7 ) “After the Rain” (from Impressions, 1963)
The Coltrane “spiritual ballad,” a characteristic facet of his oeuvre, took a little while to grow on me. You know, being young and energetic and all. In any case, it was actually Kate (not yet my girlfriend, much less wife) who turned me on to this stellar example and once I got into it I could hear all the stuff that moved me in “Monk’s Mood” and then some. This song also features the drumming of Elvin’s “suber-sub,” Roy Haynes (although as a rubato tune, this is not as dramatic as other examples could be). Likewise, Jimmy Garrison’s sonic contributions to Coltrane’s work are on good display here.
8 ) “Your Lady” (from Live at Birdland, 1963)
This is the song that displaced “Monk’s Mood” on mega-repeat when I was 19. Nearly 20 years later, I still can’t entirely put my finger on what it is that is so moving about this song (a modal waltz with ‘Trane on soprano), but there is something in Coltrane’s passion and melodicism that hits me in the deepest part of my soul, something I’ve spent this whole time trying to figure out how to evoke on the piano. On a more mundane level, note that this song wasn’t actually recorded live nor at Birdland (nor was “Alabama” from the same album). Let’s not split hairs, just dig the music.
9 ) “Resolution” (from A Love Supreme, 1964)

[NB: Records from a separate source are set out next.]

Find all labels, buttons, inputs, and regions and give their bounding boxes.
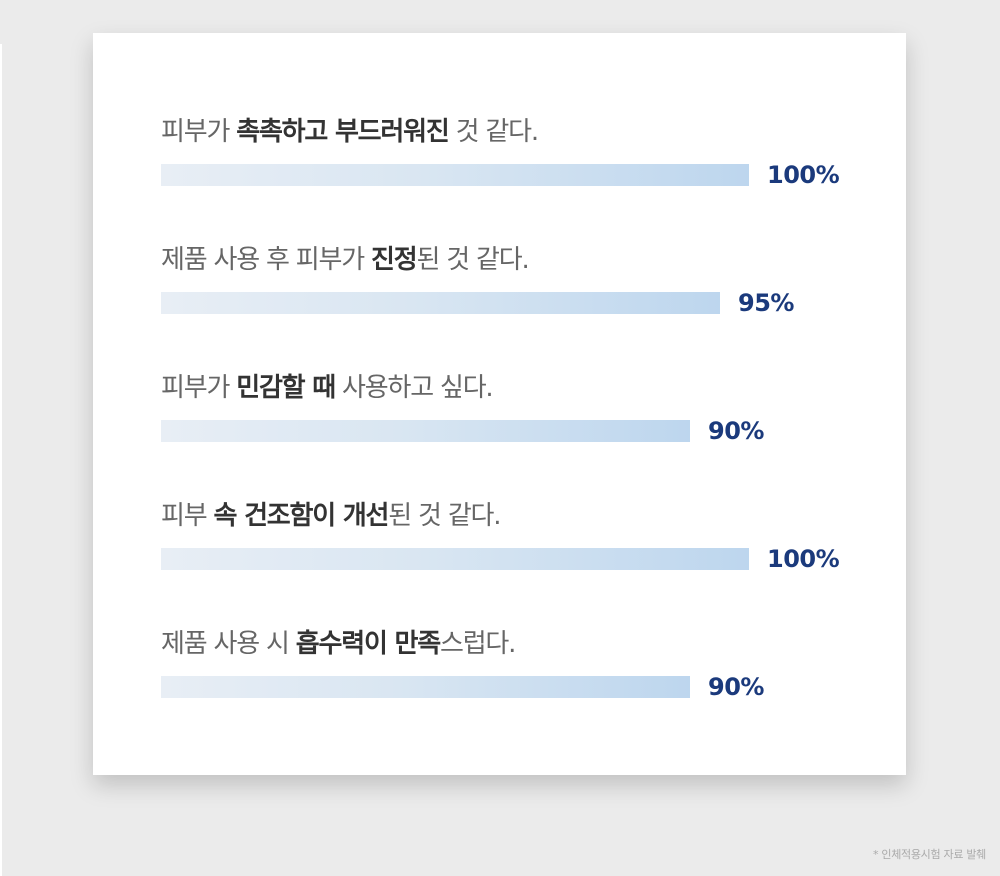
survey-statement: 피부 속 건조함이 개선된 것 같다. <box>161 499 502 533</box>
statement-emphasis: 민감할 때 <box>236 373 336 403</box>
statement-text: 된 것 같다. <box>416 245 529 275</box>
survey-statement: 제품 사용 후 피부가 진정된 것 같다. <box>161 243 530 277</box>
statement-emphasis: 진정 <box>371 245 418 275</box>
statement-emphasis: 촉촉하고 부드러워진 <box>236 117 450 147</box>
survey-bar <box>161 548 749 570</box>
value-label: 95% <box>738 289 794 317</box>
bar-track <box>161 548 749 570</box>
statement-text: 피부가 <box>161 373 237 403</box>
statement-text: 제품 사용 후 피부가 <box>161 245 372 275</box>
statement-emphasis: 흡수력이 만족 <box>295 629 441 659</box>
statement-text: 것 같다. <box>448 117 540 147</box>
value-label: 100% <box>767 161 840 189</box>
survey-bar <box>161 292 720 314</box>
statement-text: 스럽다. <box>439 629 516 659</box>
survey-statement: 피부가 촉촉하고 부드러워진 것 같다. <box>161 115 540 149</box>
survey-bar <box>161 164 749 186</box>
value-label: 90% <box>708 417 764 445</box>
survey-card: 피부가 촉촉하고 부드러워진 것 같다. 100% 제품 사용 후 피부가 진정된 … <box>93 33 906 775</box>
statement-text: 피부가 <box>161 117 237 147</box>
statement-text: 사용하고 싶다. <box>334 373 494 403</box>
value-label: 100% <box>767 545 840 573</box>
survey-statement: 피부가 민감할 때 사용하고 싶다. <box>161 371 494 405</box>
bar-track <box>161 420 749 442</box>
survey-bar <box>161 676 690 698</box>
statement-text: 제품 사용 시 <box>161 629 296 659</box>
statement-text: 피부 <box>161 501 214 531</box>
source-footnote: * 인체적용시험 자료 발췌 <box>873 848 986 861</box>
bar-track <box>161 676 749 698</box>
survey-bar <box>161 420 690 442</box>
bar-track <box>161 164 749 186</box>
survey-statement: 제품 사용 시 흡수력이 만족스럽다. <box>161 627 516 661</box>
statement-emphasis: 속 건조함이 개선 <box>213 501 390 531</box>
statement-text: 된 것 같다. <box>388 501 501 531</box>
bar-track <box>161 292 749 314</box>
value-label: 90% <box>708 673 764 701</box>
frame-edge <box>0 44 2 876</box>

As I told my students (and as I’ve written before in this blog post), my first experience with Coltrane’s A Love Supreme album left me bewildered and repelled. Time passed and when I was ready, there it was, the most emotionally and spiritual intense recorded album I have ever heard. If I had to pick one track, the 2nd movement (of 4) would probably be the one, but hopefully I never have to pick just one.

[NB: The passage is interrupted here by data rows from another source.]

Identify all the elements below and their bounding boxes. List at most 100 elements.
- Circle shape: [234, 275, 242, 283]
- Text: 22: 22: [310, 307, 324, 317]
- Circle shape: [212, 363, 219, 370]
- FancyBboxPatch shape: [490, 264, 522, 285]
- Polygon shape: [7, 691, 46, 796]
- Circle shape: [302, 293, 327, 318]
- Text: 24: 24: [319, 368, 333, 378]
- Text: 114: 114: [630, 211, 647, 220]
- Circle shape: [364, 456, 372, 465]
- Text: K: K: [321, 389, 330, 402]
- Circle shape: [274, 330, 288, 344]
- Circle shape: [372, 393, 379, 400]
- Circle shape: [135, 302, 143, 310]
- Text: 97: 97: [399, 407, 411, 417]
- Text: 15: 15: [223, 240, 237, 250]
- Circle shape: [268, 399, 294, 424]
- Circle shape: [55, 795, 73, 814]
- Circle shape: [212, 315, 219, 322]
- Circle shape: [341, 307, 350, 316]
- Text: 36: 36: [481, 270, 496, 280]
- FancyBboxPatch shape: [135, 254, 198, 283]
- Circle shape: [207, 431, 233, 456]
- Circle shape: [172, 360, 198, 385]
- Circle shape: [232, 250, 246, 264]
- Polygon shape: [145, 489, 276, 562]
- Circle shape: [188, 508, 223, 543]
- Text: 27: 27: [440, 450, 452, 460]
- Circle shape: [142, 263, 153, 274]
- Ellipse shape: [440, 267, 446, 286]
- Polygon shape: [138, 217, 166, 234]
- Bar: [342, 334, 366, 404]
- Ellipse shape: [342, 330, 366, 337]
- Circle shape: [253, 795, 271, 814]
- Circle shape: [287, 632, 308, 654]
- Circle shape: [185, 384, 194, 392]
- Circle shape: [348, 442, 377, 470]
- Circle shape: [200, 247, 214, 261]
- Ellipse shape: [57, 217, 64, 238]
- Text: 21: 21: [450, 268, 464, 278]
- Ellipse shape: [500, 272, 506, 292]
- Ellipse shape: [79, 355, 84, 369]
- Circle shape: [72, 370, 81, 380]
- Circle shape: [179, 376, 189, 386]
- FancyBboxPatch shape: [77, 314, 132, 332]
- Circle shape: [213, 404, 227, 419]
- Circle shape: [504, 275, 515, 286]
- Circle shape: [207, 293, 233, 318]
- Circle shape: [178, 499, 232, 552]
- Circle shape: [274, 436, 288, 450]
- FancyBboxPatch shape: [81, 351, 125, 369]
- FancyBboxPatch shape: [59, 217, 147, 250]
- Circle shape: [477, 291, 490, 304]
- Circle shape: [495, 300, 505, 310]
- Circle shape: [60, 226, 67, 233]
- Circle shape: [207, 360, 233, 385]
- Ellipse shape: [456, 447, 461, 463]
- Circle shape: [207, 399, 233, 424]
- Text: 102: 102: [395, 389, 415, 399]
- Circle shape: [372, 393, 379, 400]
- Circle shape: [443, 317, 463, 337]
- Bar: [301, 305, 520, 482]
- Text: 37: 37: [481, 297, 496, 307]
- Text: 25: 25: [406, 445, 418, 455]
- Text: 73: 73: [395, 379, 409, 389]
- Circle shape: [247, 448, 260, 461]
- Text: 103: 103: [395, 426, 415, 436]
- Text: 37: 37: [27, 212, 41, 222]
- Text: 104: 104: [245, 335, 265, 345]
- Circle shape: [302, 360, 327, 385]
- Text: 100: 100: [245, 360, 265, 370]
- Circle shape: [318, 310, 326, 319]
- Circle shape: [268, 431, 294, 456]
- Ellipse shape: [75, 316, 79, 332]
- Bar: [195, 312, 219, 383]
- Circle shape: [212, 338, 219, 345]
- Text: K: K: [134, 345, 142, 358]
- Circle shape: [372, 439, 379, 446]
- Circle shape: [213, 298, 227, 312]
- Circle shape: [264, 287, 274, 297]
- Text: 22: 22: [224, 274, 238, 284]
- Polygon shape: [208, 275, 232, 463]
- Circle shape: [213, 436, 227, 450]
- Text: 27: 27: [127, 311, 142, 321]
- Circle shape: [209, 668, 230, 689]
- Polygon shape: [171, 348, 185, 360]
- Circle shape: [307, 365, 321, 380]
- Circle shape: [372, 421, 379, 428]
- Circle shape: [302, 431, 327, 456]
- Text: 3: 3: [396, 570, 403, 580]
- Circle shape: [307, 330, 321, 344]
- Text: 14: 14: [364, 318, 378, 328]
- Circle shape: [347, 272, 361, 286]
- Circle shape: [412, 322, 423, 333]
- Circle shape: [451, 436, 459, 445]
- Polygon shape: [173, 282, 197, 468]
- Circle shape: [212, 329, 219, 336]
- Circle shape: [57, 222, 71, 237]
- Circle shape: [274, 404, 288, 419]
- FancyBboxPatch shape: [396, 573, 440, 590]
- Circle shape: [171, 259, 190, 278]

10 ) “Naima” (from At the Village Vanguard Again, 1966)
It took me longer to get into the Rasheid Ali/Pharoah Sanders/Alice Coltrane era of Coltrane’s band, but I am officially a convert. Compared to the “classic quartet,” the soloing is raunchier and the pulse is much more fluid. This track was my first exposure to this incarnation of the group – for various reasons (including the scorn of some people I quite respected), I thought I wasn’t supposed to like it. But in spite of my preconceptions the sweeping intensity drew me in. Much of this probably can be attributed to Coltrane’s ability, even as the music got further “out,” to inject spirituality and lyricism into his playing.